Nike Trainer David Carson is an inspiration for adults and young athletes alike. He spends his days training individuals, small groups and middle and high school-age kids with goals to become professional athletes. And if you’ve ever had the chance to work out next to him, you likely caught a glimpse of his vertical jump – an inspiration to witness all by itself.
But Carson knows the importance of hitting the reset button and allowing your muscles to regenerate in order to see athletic improvements week over week. That’s why, in addition to seeing workouts like “Playoff Conditioning” and “Play D Like the Pros” on the SweatWorking app, you’ll see “Regenerate and Reboot.”
If you’re feeling strong, you can take on more than one workout at a time, but on the days where your body is feeling the impact of a full week of workouts, a shorter mobility routine might be exactly what you need.
Mark 10 minutes in your calendar to try out David Carson’s mobility here, and if you like what you try and want to work out more with him, download the SweatWorking app.
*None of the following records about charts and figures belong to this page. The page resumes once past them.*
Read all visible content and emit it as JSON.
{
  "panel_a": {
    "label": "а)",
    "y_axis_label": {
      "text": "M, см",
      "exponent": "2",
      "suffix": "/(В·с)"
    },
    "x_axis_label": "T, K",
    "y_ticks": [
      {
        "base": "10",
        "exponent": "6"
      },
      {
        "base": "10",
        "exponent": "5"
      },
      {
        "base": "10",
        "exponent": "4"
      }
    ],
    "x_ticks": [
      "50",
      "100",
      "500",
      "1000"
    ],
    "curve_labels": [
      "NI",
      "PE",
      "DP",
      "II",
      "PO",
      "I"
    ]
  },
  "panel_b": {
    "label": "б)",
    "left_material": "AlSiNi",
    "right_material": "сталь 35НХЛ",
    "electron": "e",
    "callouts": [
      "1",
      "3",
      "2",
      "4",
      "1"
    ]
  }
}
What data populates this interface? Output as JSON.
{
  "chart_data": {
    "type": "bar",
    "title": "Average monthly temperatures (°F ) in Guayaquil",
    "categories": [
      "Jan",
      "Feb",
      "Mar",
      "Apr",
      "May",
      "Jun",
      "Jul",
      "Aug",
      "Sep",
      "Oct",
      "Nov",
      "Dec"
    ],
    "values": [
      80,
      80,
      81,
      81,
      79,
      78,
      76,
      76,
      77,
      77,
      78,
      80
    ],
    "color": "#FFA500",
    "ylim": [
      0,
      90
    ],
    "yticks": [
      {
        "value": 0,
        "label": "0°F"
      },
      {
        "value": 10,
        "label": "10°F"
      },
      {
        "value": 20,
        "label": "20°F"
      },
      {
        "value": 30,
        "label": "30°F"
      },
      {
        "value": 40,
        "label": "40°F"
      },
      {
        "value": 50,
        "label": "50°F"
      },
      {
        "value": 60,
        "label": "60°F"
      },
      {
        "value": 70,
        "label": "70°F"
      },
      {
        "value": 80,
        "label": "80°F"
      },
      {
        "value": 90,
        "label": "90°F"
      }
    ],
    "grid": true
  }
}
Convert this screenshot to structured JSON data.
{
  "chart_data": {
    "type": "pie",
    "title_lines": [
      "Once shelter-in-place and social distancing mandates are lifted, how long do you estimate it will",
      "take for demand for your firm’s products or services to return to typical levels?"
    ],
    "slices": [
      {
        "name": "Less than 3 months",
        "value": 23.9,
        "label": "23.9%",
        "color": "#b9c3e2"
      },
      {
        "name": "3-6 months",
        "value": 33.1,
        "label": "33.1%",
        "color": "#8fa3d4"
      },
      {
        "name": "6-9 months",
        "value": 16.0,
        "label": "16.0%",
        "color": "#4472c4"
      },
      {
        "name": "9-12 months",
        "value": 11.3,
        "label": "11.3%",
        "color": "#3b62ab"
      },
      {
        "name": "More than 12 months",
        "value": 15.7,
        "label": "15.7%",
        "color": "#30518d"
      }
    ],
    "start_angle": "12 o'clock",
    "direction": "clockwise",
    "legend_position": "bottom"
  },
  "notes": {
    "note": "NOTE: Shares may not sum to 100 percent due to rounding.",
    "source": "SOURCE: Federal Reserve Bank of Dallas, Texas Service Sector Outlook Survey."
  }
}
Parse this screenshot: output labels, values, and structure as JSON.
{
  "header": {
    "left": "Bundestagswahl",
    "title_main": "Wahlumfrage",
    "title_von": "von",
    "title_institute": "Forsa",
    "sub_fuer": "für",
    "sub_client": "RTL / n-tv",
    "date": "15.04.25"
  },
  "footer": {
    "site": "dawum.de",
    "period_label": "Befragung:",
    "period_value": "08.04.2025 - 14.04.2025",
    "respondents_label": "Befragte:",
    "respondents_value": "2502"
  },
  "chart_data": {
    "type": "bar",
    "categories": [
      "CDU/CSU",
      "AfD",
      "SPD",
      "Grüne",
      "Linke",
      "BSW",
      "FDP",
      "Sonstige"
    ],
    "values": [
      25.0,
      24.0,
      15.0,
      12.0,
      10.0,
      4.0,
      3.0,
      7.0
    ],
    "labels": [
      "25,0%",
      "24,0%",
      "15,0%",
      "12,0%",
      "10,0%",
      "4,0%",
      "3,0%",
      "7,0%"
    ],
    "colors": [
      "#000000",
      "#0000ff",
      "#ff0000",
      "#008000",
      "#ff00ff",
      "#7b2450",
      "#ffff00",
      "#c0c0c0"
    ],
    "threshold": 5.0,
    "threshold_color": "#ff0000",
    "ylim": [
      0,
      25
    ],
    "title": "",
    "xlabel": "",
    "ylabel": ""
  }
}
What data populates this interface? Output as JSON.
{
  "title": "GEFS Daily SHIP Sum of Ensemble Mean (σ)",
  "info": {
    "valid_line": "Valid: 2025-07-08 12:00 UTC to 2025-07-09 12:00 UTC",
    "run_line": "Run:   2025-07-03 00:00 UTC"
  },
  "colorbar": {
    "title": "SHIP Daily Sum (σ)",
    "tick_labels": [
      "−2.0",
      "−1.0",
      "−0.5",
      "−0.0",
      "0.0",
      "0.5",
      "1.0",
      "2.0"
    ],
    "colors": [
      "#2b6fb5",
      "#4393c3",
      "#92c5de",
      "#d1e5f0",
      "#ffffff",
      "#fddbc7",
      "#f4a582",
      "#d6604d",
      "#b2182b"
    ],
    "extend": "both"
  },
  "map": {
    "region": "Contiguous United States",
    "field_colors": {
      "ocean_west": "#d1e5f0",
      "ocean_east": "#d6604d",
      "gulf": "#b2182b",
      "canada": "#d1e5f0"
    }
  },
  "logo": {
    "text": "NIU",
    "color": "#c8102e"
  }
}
Your first two weeks are free to try.
Here’s what your mobility routine with David looks like:
- Downward Dog (30 secs)
- Long Lunge w/ Reach, Right (30 secs)
- Downward Dog w/ Knee Drops (30 secs)
- Long Lunge w/ Reach, Left (30 secs)
- Pigeon Stretch, Right (30 secs)
- Shin Boxes (30 secs)
- Pigeon Stretch, Left (30 secs)
- Shin Boxes (30 secs)
- Shoulder Sweeps, Right (30 secs)
- Shoulder Sweeps, Left (30 secs)
- Seal Stretch (30 secs)
- Groin Stretch (30 secs)
Feel free to repeat the video 1-2 more times through to extend your mobility routine.
Disclaimer: This workout is not intended for the treatment or prevention of disease, nor is it a replacement for seeking medical treatment or professional nutrition advice. Do not start any nutrition or physical activity program without first consulting your physician.